The down shuttle had only two other passengers, both obviously Station personnel on regular business. Heris tried to relax—the shuttle’s battered interior did nothing to promote its passengers’ confidence—and endured the rough ride silently. Sure enough, the shuttle station onplanet was almost empty; the clerk ignored her request for a communications console, and simply led her out the door. A big green truck huffed clouds of smelly exhaust at her, and a thin dark-haired girl leaned out the window. “You for the stable? The . . . uh . . . captain?”
“Right.” If the girl didn’t say her name, she wouldn’t, though she could see no watchers. The girl pushed open the other door, and Heris climbed up. Amazing. She had seen no sign of customs checks. Did they let anyone on and off the planet without even checking identification?
“Lady Cecelia’s really glad you’re here,” the girl said, as the truck lurched off in a series of slightly controlled leaps. “Sorry about that—Cory was supposed to have fixed the transmission. It’s the road, really. It shakes everything loose.” She was already driving at a speed that made Heris nervous, ignoring the warning signs as she approached the road beyond the shuttleport. The truck leaped forward, into a gap between another truck loaded with square bales of hay, and one hauling livestock. Heris didn’t recognize the animals: dark, large, and hairy.
“I’m Driw,” the girl continued, as if she hadn’t heard the squeal of brakes and tires, the bellows of rage from the other drivers. “I’m one of the grooms, and I always get stuck with the driving.” The truck swayed as she put on speed, and overtook the hay truck ahead.
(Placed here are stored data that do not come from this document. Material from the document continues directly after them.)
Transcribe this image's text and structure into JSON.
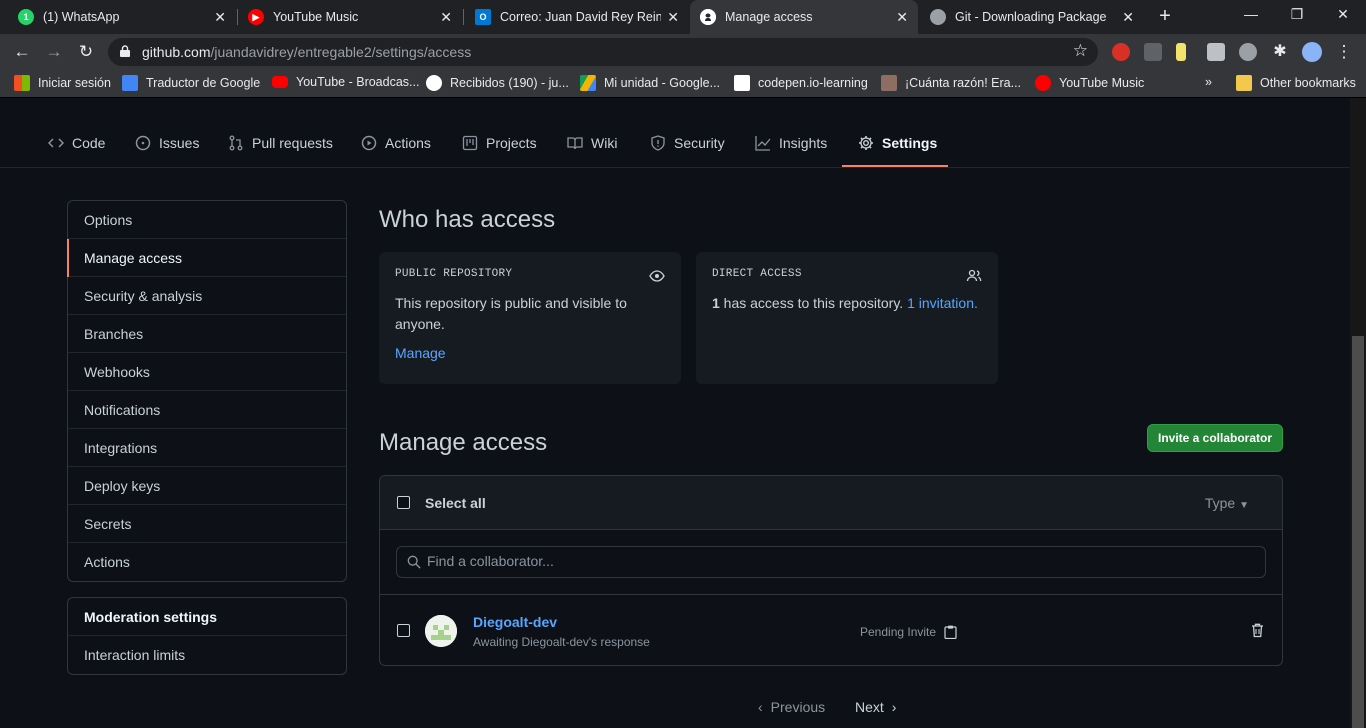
{
  "browser": {
    "tabs": [
      {
        "title": "(1) WhatsApp",
        "icon": "whatsapp-icon",
        "color": "#25d366",
        "badge": "1"
      },
      {
        "title": "YouTube Music",
        "icon": "youtube-music-icon",
        "color": "#ff0000"
      },
      {
        "title": "Correo: Juan David Rey Reina -",
        "icon": "outlook-icon",
        "color": "#0078d4"
      },
      {
        "title": "Manage access",
        "icon": "github-icon",
        "color": "#ffffff"
      },
      {
        "title": "Git - Downloading Package",
        "icon": "globe-icon",
        "color": "#9aa0a6"
      }
    ],
    "url_host": "github.com",
    "url_path": "/juandavidrey/entregable2/settings/access",
    "bookmarks": [
      {
        "label": "Iniciar sesión",
        "icon": "microsoft-icon"
      },
      {
        "label": "Traductor de Google",
        "icon": "translate-icon"
      },
      {
        "label": "YouTube - Broadcas...",
        "icon": "youtube-icon"
      },
      {
        "label": "Recibidos (190) - ju...",
        "icon": "google-icon"
      },
      {
        "label": "Mi unidad - Google...",
        "icon": "drive-icon"
      },
      {
        "label": "codepen.io-learning",
        "icon": "codepen-icon"
      },
      {
        "label": "¡Cuánta razón! Era...",
        "icon": "image-icon"
      },
      {
        "label": "YouTube Music",
        "icon": "youtube-music-icon"
      }
    ],
    "more": "»",
    "other_bookmarks": "Other bookmarks"
  },
  "repo_nav": {
    "tabs": [
      "Code",
      "Issues",
      "Pull requests",
      "Actions",
      "Projects",
      "Wiki",
      "Security",
      "Insights",
      "Settings"
    ],
    "selected": "Settings"
  },
  "sidebar": {
    "items": [
      "Options",
      "Manage access",
      "Security & analysis",
      "Branches",
      "Webhooks",
      "Notifications",
      "Integrations",
      "Deploy keys",
      "Secrets",
      "Actions"
    ],
    "selected": "Manage access",
    "moderation_heading": "Moderation settings",
    "moderation_items": [
      "Interaction limits"
    ]
  },
  "who_has_access": {
    "heading": "Who has access",
    "public_box": {
      "label": "PUBLIC REPOSITORY",
      "text": "This repository is public and visible to anyone.",
      "link": "Manage"
    },
    "direct_box": {
      "label": "DIRECT ACCESS",
      "count": "1",
      "text": " has access to this repository. ",
      "link": "1 invitation."
    }
  },
  "manage_access": {
    "heading": "Manage access",
    "invite_button": "Invite a collaborator",
    "select_all": "Select all",
    "type_filter": "Type",
    "search_placeholder": "Find a collaborator...",
    "collaborators": [
      {
        "name": "Diegoalt-dev",
        "subtitle": "Awaiting Diegoalt-dev's response",
        "status": "Pending Invite"
      }
    ],
    "pagination": {
      "previous": "Previous",
      "next": "Next"
    }
  }
}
Heris found herself staring fixedly out the side window; she didn’t want to know about oncoming traffic. “Because I’m safe,” Driw said, taking a sharp curve on fewer wheels than the vehicle possessed. Heris could hear its frame protesting. “Everyone else has wrecked the truck at least twice, and Merry—that’s Meredith Lunn, Lady Cecelia’s partner—said I was to do all the driving.” She laughed, the easy laugh of someone who finds it natural, and Heris tried to unclench her own hands from the seat.
“Don’t worry,” Driw said. “We’ve got a load of feed back there; it’ll keep us on the road.”
Heris had a vision of the feedsacks reaching down grainy fingers to grip the road—or perhaps it was molasses in sweet feed—and felt herself relaxing. If she died in a feed truck driven by a crazed groom, it would at least be unique. No Serrano she’d ever heard of had done that. She began to notice the countryside—the gently rolling terrain, the trees edging fields fenced for horses, the horses themselves.